Quando a Grande Guerra começou, nos primeiros dias de Agosto de 1914 e com a invasão da Bélgica pelas tropas da Alemanha, os contingentes envolvidos pensaram que se trataria de uma campanha rápida e fulminante e, portanto, que já iriam passar o Natal em casa. Só que a "guerra da liberdade" ou "guerra da pátria" foi muito mais prolongada e dolorosa. Não tivesse sido o Armistício assinado em 11 de Novembro de 1918 e as tropas teriam vivido cinco Natais nas trincheiras. O conflito que os livros de História registariam como a I Guerra Mundial durou 51 meses, com 65 milhões de homens mobilizados, oito milhões e meio de mortos e muitos milhares de prisioneiros e desaparecidos. Afectou todo o globo, muito para além das potências directamente envolvidas no conflito, e demonstrou a fragilidade da ordem internacional. E se a rivalidade económica entre as grandes potências determinou a guerra, as circusntâncias, o tipo de de armas e as formas de combate desenvolvidas determinaram uma outra realidade. Significativamente, "o campo de batalha modificou-se. O mundo percebeu a sua nova dimensão". Eis as linhas de força da conferência "a Guerra das Trincheiras (1914-1918)", pelo Tenente-Coronel Aniceto Afonso, apresentada na Faculdade de Letras da Universidade de Lisboa, no âmbito do I Curso Livre de História Militar.

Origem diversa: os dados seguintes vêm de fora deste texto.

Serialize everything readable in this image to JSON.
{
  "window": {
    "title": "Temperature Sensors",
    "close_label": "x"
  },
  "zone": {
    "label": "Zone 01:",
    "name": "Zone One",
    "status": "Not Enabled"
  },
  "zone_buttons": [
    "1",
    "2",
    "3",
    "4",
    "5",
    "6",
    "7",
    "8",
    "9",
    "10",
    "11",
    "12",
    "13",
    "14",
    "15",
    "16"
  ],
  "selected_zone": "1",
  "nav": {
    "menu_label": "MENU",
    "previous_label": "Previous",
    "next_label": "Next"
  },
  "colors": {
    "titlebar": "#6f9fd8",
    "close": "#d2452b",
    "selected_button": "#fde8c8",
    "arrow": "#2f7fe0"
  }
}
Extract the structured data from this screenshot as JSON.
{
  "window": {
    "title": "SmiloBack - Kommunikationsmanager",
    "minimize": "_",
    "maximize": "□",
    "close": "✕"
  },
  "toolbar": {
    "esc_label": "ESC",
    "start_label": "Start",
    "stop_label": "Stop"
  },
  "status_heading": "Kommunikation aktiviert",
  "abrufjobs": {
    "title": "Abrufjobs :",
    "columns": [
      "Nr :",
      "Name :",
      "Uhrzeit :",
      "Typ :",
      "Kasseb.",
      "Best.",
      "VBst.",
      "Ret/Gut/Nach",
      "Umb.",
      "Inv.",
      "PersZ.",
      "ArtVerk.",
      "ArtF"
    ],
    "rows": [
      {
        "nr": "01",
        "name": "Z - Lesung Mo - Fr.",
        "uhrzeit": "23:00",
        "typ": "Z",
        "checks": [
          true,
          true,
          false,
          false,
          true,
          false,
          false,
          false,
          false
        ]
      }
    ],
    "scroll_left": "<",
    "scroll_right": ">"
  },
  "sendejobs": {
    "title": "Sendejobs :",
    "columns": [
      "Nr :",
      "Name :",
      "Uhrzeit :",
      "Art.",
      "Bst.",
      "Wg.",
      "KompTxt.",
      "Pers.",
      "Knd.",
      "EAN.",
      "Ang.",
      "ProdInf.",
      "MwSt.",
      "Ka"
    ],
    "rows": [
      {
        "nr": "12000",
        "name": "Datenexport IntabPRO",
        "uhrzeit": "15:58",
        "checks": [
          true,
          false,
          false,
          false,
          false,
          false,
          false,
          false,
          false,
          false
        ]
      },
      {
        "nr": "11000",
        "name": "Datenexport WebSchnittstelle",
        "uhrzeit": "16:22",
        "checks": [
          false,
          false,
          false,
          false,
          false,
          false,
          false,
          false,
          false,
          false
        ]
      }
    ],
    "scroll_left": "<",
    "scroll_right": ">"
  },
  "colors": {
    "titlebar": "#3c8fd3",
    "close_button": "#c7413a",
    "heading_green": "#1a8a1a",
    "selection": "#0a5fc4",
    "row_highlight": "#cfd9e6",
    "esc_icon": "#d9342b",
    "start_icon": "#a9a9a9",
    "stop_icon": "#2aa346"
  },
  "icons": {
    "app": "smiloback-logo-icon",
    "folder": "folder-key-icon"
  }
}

Segundo este militar, para lá dos interesses económicos e políticos e das forças diplomáticas em jogo, "ainda estamos longe de saber quais eram os sentimentos profundos dos povos europeus antes da Grande Guerra". Seguramente muitos pressentiram "um pós-guerra auspicioso, livre de outras guerras, antecipando um mundo novo, uma nova ordem", enquanto outros não desistiram de evitar a guerra. Como se veria, esta não foi decisiva. Foi preciso outro conflito à escala planetária, o de 1939-45, para que a Europa viesse a encontrar um caminho comum.
Na preparação da guerra, Aniceto Afonso destaca o papel do plano alemão Schlieffen (concebido pelo general com o mesmo nome) e o do francês, o chamado Plano XVII: no primeiro caso as forças germânicas iriam concentrar-se no ataque a Ocidente, culminando com a tomada de Paris, através da Bélgica e prevendo a derrota da França em seis semanas. No caso francês, a doutrina predominante era a da ofensiva a todo o custo, virando-se as forças de combate para os territórios da Alsácia e da Lorena, perdidos em 1871.
Entretanto, e com o envolvimento de outras forças, como os exércitos belga e britânico, o plano alemão vai demonstrando a sua fragilidade. Temos as primeiras e sucessivas batalhas, Liège, Ardenas, Charleroi, com fogos maciços, efectivos volumosos, tentativas desastrosas de avanço em terreno descoberto, milhares de mortos, trincheiras. Neste cenário é determinate o desenvolvimento da artilharia, com os milhões de granadas e disparos, "soterrando homens e materiais, abrindo enormes crateras e transformando o campo de batalha numa paisagem lunar," referiu o conferencista, citando Nuno Santa Clara Gomes: "Acreditou-se mesmo que, nas zonas mais intensamente bombardeadas, naquelas em que a frente tinha estabilizado por mais tempo ou em que a batalha tinha sido mais intensa, a terra ficaria para sempre estéril, pelo efeito combinado dos explosivos, dos gases e do próprio metal espalhado", continuou o conferencista a citar. Determinante foi ainda o papel das metralhadoras, empregues antes, como na Guerra Civil Americana, mas cuja capacidade assassina só foi verdadeiramente compreendida no conflito de 1914-18.
Perante o resultado mortífero dos ataques frontais e pela dificuldade de atacar através de flancos, a frente Ocidental, situada entre a fronteira suíça e o canal da Mancha, será transformada numa imensa linha de trincheiras, atravessadas, no meio, por perigosas "terras de ninguém". Com o número de efectivos equilibrado entre os lados opostos do conflito, "a guerra do impasse é a essência da Grande Guerra", dirá Aniceto Afonso. Este impasse é ultrapassado através de novos tipo de carros de combate, da aviação (ainda incipiente, longe do papel poderoso que irá desempenhar na II Guerra Mundial), e com outro recurso cruel: os gases, arma de dois gumes, caso os ventos se voltassem contra quem os lançava. Neste medir de forças, os Aliados seriam mais rápidos e eficazes. "Um enorme sentimento de libertação apoderou-se das martirizadas populações europeias", conclui o conferencista. Claro, não seria a última das guerras.